Wie wir bereits gezeigt haben, wird die von-Koch-Kurve bei jeder Iteration um 4/3 länger. Das bedeutet, dass die von-Koch-Kurve 4/3 D oder 1,3333…D ist. Ziemlich verrückt, oder? Sie liegt irgendwo zwischen 1D und 2D. Aber dieses Maß ist für Mathematiker wirklich nützlich, da es Informationen über die Form liefert (während der Umfang keine Informationen liefert, er ist immer unendlich). Gäbe es zum Beispiel eine andere fraktale Form, die 1,93D wäre, könnte man mit Sicherheit sagen, dass diese Form schneller komplex wird als die von-Koch-Kurve, da der Umfang nach jeder Iteration 1,93 mal länger wird als 1,3333, was bedeutet, dass sie schneller komplex wird. Bei der Untersuchung einer fraktalen Form ist die Kenntnis ihrer Dimension von wesentlicher Bedeutung.
Zufälligkeit
Der letzte Punkt, über den ich sprechen werde, ist die Tatsache, dass Zufälligkeit in fraktale Formen eingefügt werden kann. Zufällige (oder scheinbar zufällige) Ereignisse treten in der Natur ständig auf und beeinflussen verschiedene Dinge auf unterschiedliche Weise. Ein großer Teil der Informationstechnik befasst sich beispielsweise mit dem Rauschen, das ein elektronisches Signal zufällig schwanken lässt. Wenn man versucht, dies zu reproduzieren, fügt man dem Signal in der Regel Zufälligkeiten hinzu. In der Elektronik würde man z. B. eine schöne Sinuswelle erzeugen und dann Rauschen hinzufügen (von dieser Website entlehnt):
Das untere Bild ist die „reine“ Welle, das obere Bild ist die Welle mit hinzugefügtem Rauschen. Dabei wird immer davon ausgegangen, dass es ein zugrunde liegendes „reines“ Signal gibt, das zufällig verändert wird. Das mag zwar für viele elektronische Geräte zutreffen, aber für die Natur gilt das nicht. Oft gibt es keine „reine“ Form, die an den Rändern zufällig verändert wird (in der Natur gibt es z. B. nicht viele unscharfe Quadrate), sondern der Zufall beeinflusst die Struktur der Form selbst in jeder Phase ihrer Entwicklung. Die klassische Geometrie ist nicht gut darin, Zufälligkeiten in Formen einzubauen, während die fraktale Geometrie dies problemlos kann. Zum letzten Mal wenden wir uns der von-Koch-Kurve zu. Diesmal werden wir jedoch Zufälligkeiten in sie einbauen.
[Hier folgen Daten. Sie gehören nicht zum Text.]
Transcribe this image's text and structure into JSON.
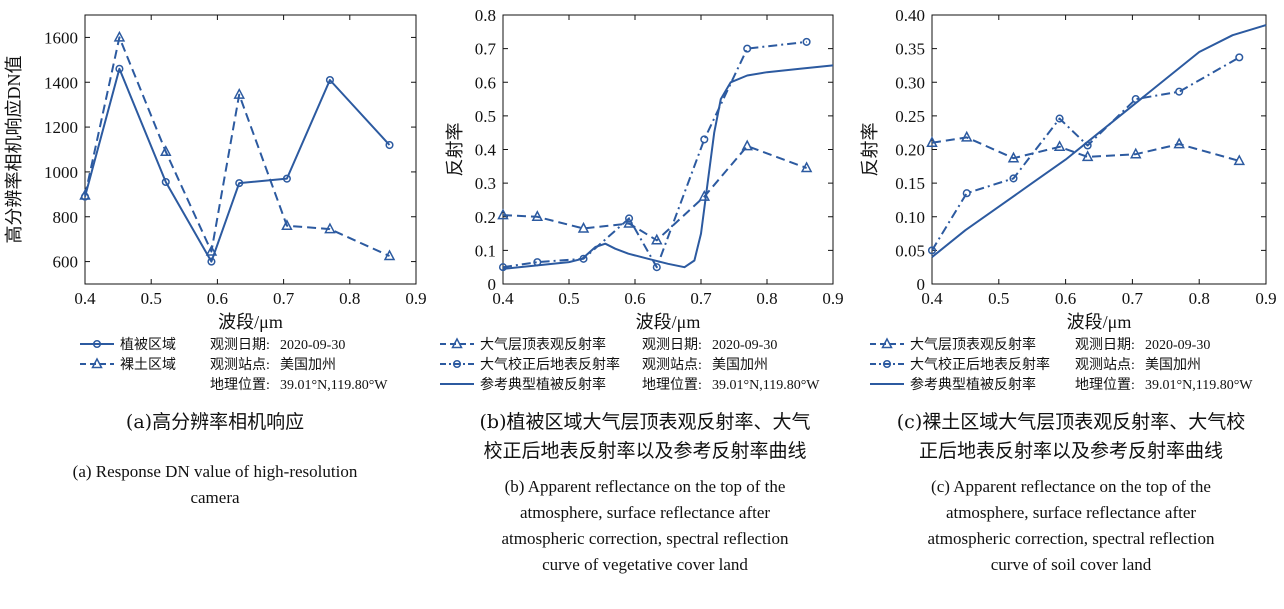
{
  "colors": {
    "line": "#2c5aa0",
    "axis": "#111111"
  },
  "meta": {
    "date_label": "观测日期:",
    "date_value": "2020-09-30",
    "site_label": "观测站点:",
    "site_value": "美国加州",
    "loc_label": "地理位置:",
    "loc_value": "39.01°N,119.80°W"
  },
  "chart_data": [
    {
      "type": "line",
      "xlabel": "波段/μm",
      "ylabel": "高分辨率相机响应DN值",
      "xlim": [
        0.4,
        0.9
      ],
      "ylim": [
        500,
        1700
      ],
      "xticks": [
        "0.4",
        "0.5",
        "0.6",
        "0.7",
        "0.8",
        "0.9"
      ],
      "yticks": [
        "600",
        "800",
        "1000",
        "1200",
        "1400",
        "1600"
      ],
      "series": [
        {
          "name": "植被区域",
          "style": "solid",
          "marker": "circle",
          "x": [
            0.4,
            0.452,
            0.522,
            0.591,
            0.633,
            0.705,
            0.77,
            0.86
          ],
          "y": [
            890,
            1460,
            955,
            600,
            950,
            970,
            1410,
            1120
          ]
        },
        {
          "name": "裸土区域",
          "style": "dashed",
          "marker": "triangle",
          "x": [
            0.4,
            0.452,
            0.522,
            0.591,
            0.633,
            0.705,
            0.77,
            0.86
          ],
          "y": [
            895,
            1600,
            1090,
            645,
            1345,
            760,
            745,
            625
          ]
        }
      ],
      "caption_zh": "(a)高分辨率相机响应",
      "caption_en": [
        "(a) Response DN value of high-resolution",
        "camera"
      ]
    },
    {
      "type": "line",
      "xlabel": "波段/μm",
      "ylabel": "反射率",
      "xlim": [
        0.4,
        0.9
      ],
      "ylim": [
        0,
        0.8
      ],
      "xticks": [
        "0.4",
        "0.5",
        "0.6",
        "0.7",
        "0.8",
        "0.9"
      ],
      "yticks": [
        "0",
        "0.1",
        "0.2",
        "0.3",
        "0.4",
        "0.5",
        "0.6",
        "0.7",
        "0.8"
      ],
      "series": [
        {
          "name": "大气层顶表观反射率",
          "style": "dashed",
          "marker": "triangle",
          "x": [
            0.4,
            0.452,
            0.522,
            0.591,
            0.633,
            0.705,
            0.77,
            0.86
          ],
          "y": [
            0.205,
            0.2,
            0.165,
            0.18,
            0.13,
            0.26,
            0.41,
            0.345
          ]
        },
        {
          "name": "大气校正后地表反射率",
          "style": "dashdot",
          "marker": "circle",
          "x": [
            0.4,
            0.452,
            0.522,
            0.591,
            0.633,
            0.705,
            0.77,
            0.86
          ],
          "y": [
            0.05,
            0.065,
            0.075,
            0.195,
            0.05,
            0.43,
            0.7,
            0.72
          ]
        },
        {
          "name": "参考典型植被反射率",
          "style": "solid",
          "marker": "none",
          "x": [
            0.4,
            0.45,
            0.5,
            0.52,
            0.54,
            0.555,
            0.57,
            0.59,
            0.62,
            0.65,
            0.675,
            0.69,
            0.7,
            0.71,
            0.72,
            0.73,
            0.745,
            0.77,
            0.8,
            0.85,
            0.9
          ],
          "y": [
            0.045,
            0.055,
            0.065,
            0.075,
            0.11,
            0.12,
            0.105,
            0.09,
            0.075,
            0.06,
            0.05,
            0.07,
            0.15,
            0.3,
            0.45,
            0.55,
            0.6,
            0.62,
            0.63,
            0.64,
            0.65
          ]
        }
      ],
      "caption_zh": [
        "(b)植被区域大气层顶表观反射率、大气",
        "校正后地表反射率以及参考反射率曲线"
      ],
      "caption_en": [
        "(b) Apparent reflectance on the top of the",
        "atmosphere, surface reflectance after",
        "atmospheric correction, spectral reflection",
        "curve of vegetative cover land"
      ]
    },
    {
      "type": "line",
      "xlabel": "波段/μm",
      "ylabel": "反射率",
      "xlim": [
        0.4,
        0.9
      ],
      "ylim": [
        0,
        0.4
      ],
      "xticks": [
        "0.4",
        "0.5",
        "0.6",
        "0.7",
        "0.8",
        "0.9"
      ],
      "yticks": [
        "0",
        "0.05",
        "0.10",
        "0.15",
        "0.20",
        "0.25",
        "0.30",
        "0.35",
        "0.40"
      ],
      "series": [
        {
          "name": "大气层顶表观反射率",
          "style": "dashed",
          "marker": "triangle",
          "x": [
            0.4,
            0.452,
            0.522,
            0.591,
            0.633,
            0.705,
            0.77,
            0.86
          ],
          "y": [
            0.21,
            0.218,
            0.187,
            0.204,
            0.189,
            0.193,
            0.208,
            0.183
          ]
        },
        {
          "name": "大气校正后地表反射率",
          "style": "dashdot",
          "marker": "circle",
          "x": [
            0.4,
            0.452,
            0.522,
            0.591,
            0.633,
            0.705,
            0.77,
            0.86
          ],
          "y": [
            0.05,
            0.135,
            0.157,
            0.246,
            0.206,
            0.275,
            0.286,
            0.337
          ]
        },
        {
          "name": "参考典型植被反射率",
          "style": "solid",
          "marker": "none",
          "x": [
            0.4,
            0.45,
            0.5,
            0.55,
            0.6,
            0.65,
            0.7,
            0.75,
            0.8,
            0.85,
            0.9
          ],
          "y": [
            0.04,
            0.08,
            0.115,
            0.15,
            0.185,
            0.225,
            0.265,
            0.305,
            0.345,
            0.37,
            0.385
          ]
        }
      ],
      "caption_zh": [
        "(c)裸土区域大气层顶表观反射率、大气校",
        "正后地表反射率以及参考反射率曲线"
      ],
      "caption_en": [
        "(c) Apparent reflectance on the top of the",
        "atmosphere, surface reflectance after",
        "atmospheric correction, spectral reflection",
        "curve of soil cover land"
      ]
    }
  ]
}
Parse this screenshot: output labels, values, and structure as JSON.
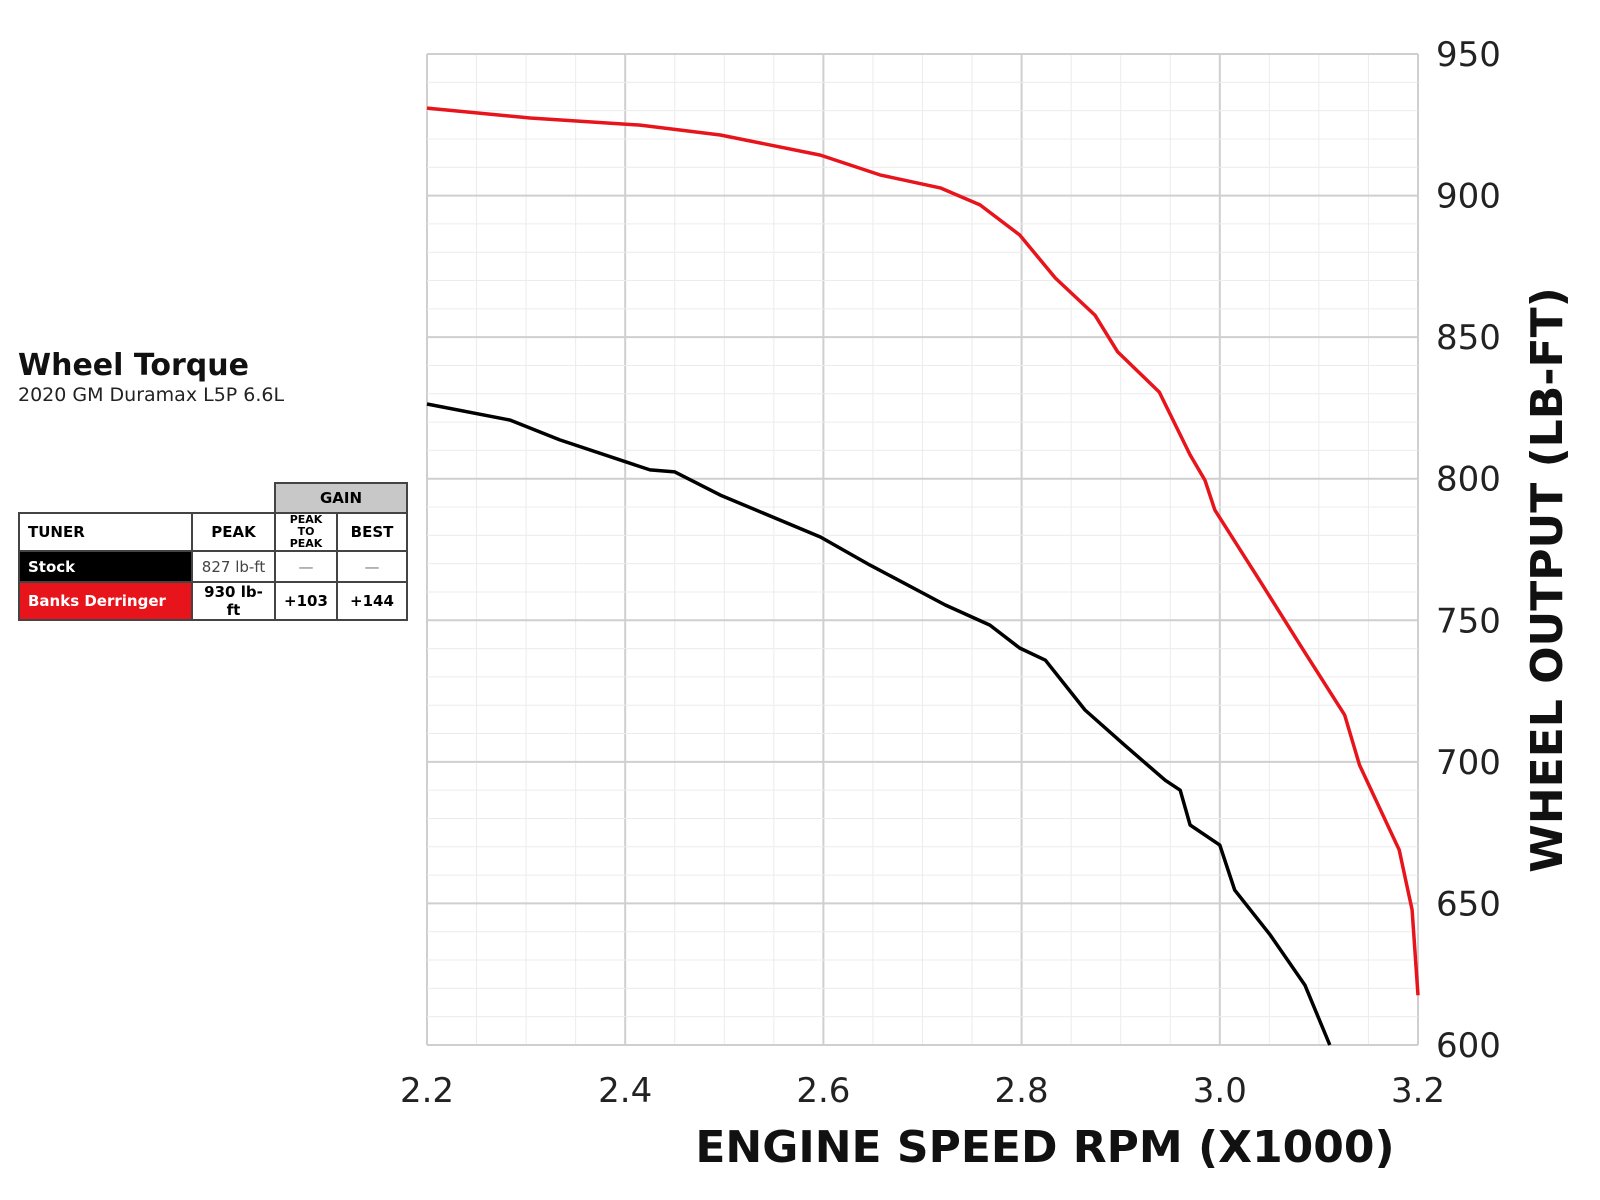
{
  "header": {
    "title": "Wheel Torque",
    "subtitle": "2020 GM Duramax L5P 6.6L"
  },
  "legend_table": {
    "gain_header": "GAIN",
    "columns": [
      "TUNER",
      "PEAK",
      "PEAK TO PEAK",
      "BEST"
    ],
    "rows": [
      {
        "tuner": "Stock",
        "peak": "827 lb-ft",
        "peak_to_peak": "—",
        "best": "—",
        "color": "#000000"
      },
      {
        "tuner": "Banks Derringer",
        "peak": "930 lb-ft",
        "peak_to_peak": "+103",
        "best": "+144",
        "color": "#e8141c"
      }
    ]
  },
  "chart_data": {
    "type": "line",
    "title": "Wheel Torque",
    "xlabel": "ENGINE SPEED RPM (X1000)",
    "ylabel": "WHEEL OUTPUT (LB-FT)",
    "xlim": [
      2.2,
      3.2
    ],
    "ylim": [
      600,
      950
    ],
    "xticks": [
      "2.2",
      "2.4",
      "2.6",
      "2.8",
      "3.0",
      "3.2"
    ],
    "yticks": [
      "600",
      "650",
      "700",
      "750",
      "800",
      "850",
      "900",
      "950"
    ],
    "grid": true,
    "series": [
      {
        "name": "Stock",
        "color": "#000000",
        "x": [
          2.2,
          2.284,
          2.334,
          2.425,
          2.45,
          2.496,
          2.597,
          2.647,
          2.723,
          2.768,
          2.798,
          2.824,
          2.864,
          2.904,
          2.945,
          2.96,
          2.97,
          3.0,
          3.015,
          3.051,
          3.086,
          3.111
        ],
        "y": [
          826.4,
          820.7,
          813.7,
          803.1,
          802.4,
          794.2,
          779.4,
          769.5,
          755.4,
          748.3,
          740.2,
          735.9,
          718.3,
          705.9,
          693.5,
          690,
          677.7,
          670.6,
          654.7,
          638.8,
          621.1,
          600
        ]
      },
      {
        "name": "Banks Derringer",
        "color": "#e8141c",
        "x": [
          2.2,
          2.304,
          2.415,
          2.496,
          2.597,
          2.657,
          2.718,
          2.758,
          2.798,
          2.834,
          2.874,
          2.897,
          2.939,
          2.97,
          2.985,
          2.995,
          3.04,
          3.081,
          3.126,
          3.141,
          3.181,
          3.194,
          3.2
        ],
        "y": [
          930.9,
          927.4,
          924.9,
          921.4,
          914.3,
          907.3,
          902.7,
          896.7,
          886.1,
          870.9,
          857.8,
          844.8,
          830.6,
          808.4,
          799.5,
          789,
          764.2,
          741.3,
          716.5,
          698.9,
          668.9,
          647.7,
          617.6
        ]
      }
    ]
  }
}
Wir wissen, dass die Regel lautet, dass bei jeder Iteration ein Dreieck im mittleren Drittel einer Linie entsteht. Allerdings zeigen die Dreiecke jedes Mal nach außen“. Wir könnten den Zufall einfügen, indem wir sagen, dass jedes Dreieck, das erzeugt wird, entweder oberhalb oder unterhalb der Linie liegt, abhängig von einem Münzwurf:
Jetzt wird sich die Form zufällig entwickeln, je nach Münzwurf. Nach mehreren Iterationen kann die von-Koch-Kurve zum Beispiel so aussehen:
Oder sie kann ganz anders aussehen. Das Tolle daran ist, dass man die Zufälligkeit in die Form selbst einfügen kann, anstatt sie auf eine bestehende Form aufzusetzen. Das hat ein aufregendes Potenzial, zum Beispiel (um auf die Natur zurückzukommen) könnte dies ein guter Weg sein, um zufällige genetische Mutationen zu modellieren.